BG Group Q2 profits halve as oil price drop bites
The gas producer announced reductions in capital investments for a second time this year, shaving another $3bn (£642m) off its 2015 budget to bring it to $30bn. In Australia, we assumed operational control of the first train at QCLNG, which is now operating at plateau, and produced first LNG from the second train earlier this month.
Despite the significant headwinds, however, the company maintained interim dividend at 14.38 cents per share. That underlines the appeal to Shell of BG’s natural-gas assets in Australia and deepwater fields in Brazil. The Anglo-Dutch giant also emphasized that the deal would make sense even during the current sustained slump in oil prices. Average production levels during the quarter in Australia and Brazil more than doubled to 80,000 barrels of oil equivalent per day and 143,000 barrels of oil equivalent per day, respectively, according to the group’s results statement. BG group today said that the mega-merger had gained regulatory approval in the US and Brazil.
BG’s gusher represents a big turnaround after years of under delivery on its own output targets.
The company grew rapidly in the early 2000s but its output stalled in the middle of the decade.

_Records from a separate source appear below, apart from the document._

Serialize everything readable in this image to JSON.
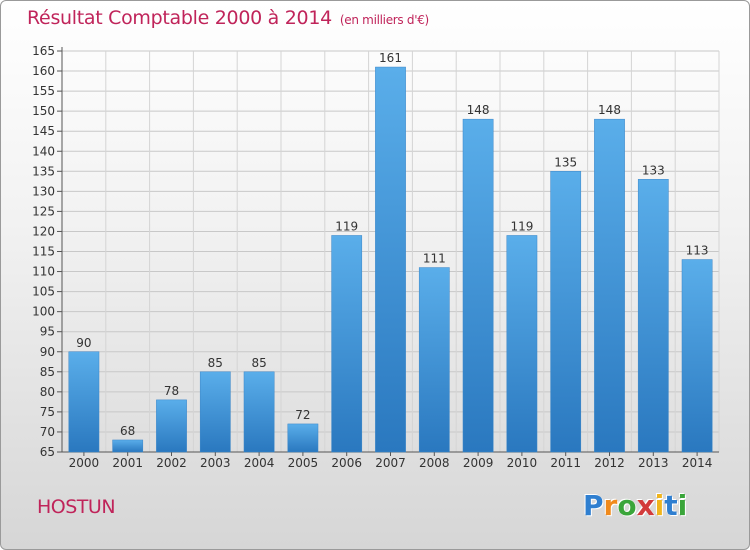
{
  "title": "Résultat Comptable 2000 à 2014",
  "subtitle": "(en milliers d'€)",
  "location_label": "HOSTUN",
  "brand": {
    "letters": [
      "P",
      "r",
      "o",
      "x",
      "i",
      "t",
      "i"
    ],
    "colors": [
      "#2f7fd0",
      "#f08a1c",
      "#3aa53a",
      "#d23a3a",
      "#f0b41c",
      "#2f7fd0",
      "#3aa53a"
    ]
  },
  "colors": {
    "bar_light": "#5aaeea",
    "bar_dark": "#2a78bf",
    "title": "#c0245a"
  },
  "chart_data": {
    "type": "bar",
    "title": "Résultat Comptable 2000 à 2014",
    "subtitle": "(en milliers d'€)",
    "xlabel": "",
    "ylabel": "",
    "categories": [
      "2000",
      "2001",
      "2002",
      "2003",
      "2004",
      "2005",
      "2006",
      "2007",
      "2008",
      "2009",
      "2010",
      "2011",
      "2012",
      "2013",
      "2014"
    ],
    "values": [
      90,
      68,
      78,
      85,
      85,
      72,
      119,
      161,
      111,
      148,
      119,
      135,
      148,
      133,
      113
    ],
    "ylim": [
      65,
      165
    ],
    "yticks": [
      65,
      70,
      75,
      80,
      85,
      90,
      95,
      100,
      105,
      110,
      115,
      120,
      125,
      130,
      135,
      140,
      145,
      150,
      155,
      160,
      165
    ],
    "grid": true,
    "data_labels": true
  }
}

Brent crude in London trading averaged $63.50/bbl in the second-quarter, 42% lower than a year earlier.
The company said in its second quarter report that underlying earnings declined to $429 million, compared with $1.2 billion one year ago. That beat the $343.7 million estimate of 11 analysts surveyed by Bloomberg.
Chief Executive Helge Lund, who took over early this year, said the LNG business for BG Group has been robust. Exploration and production increased 19 percent to 703,000 barrels of oil equivalent per day, though with most of that existing as oil, the weak price environment for crude oil took its toll.
Earnings per share decreased 65% to 12.6 cents a share.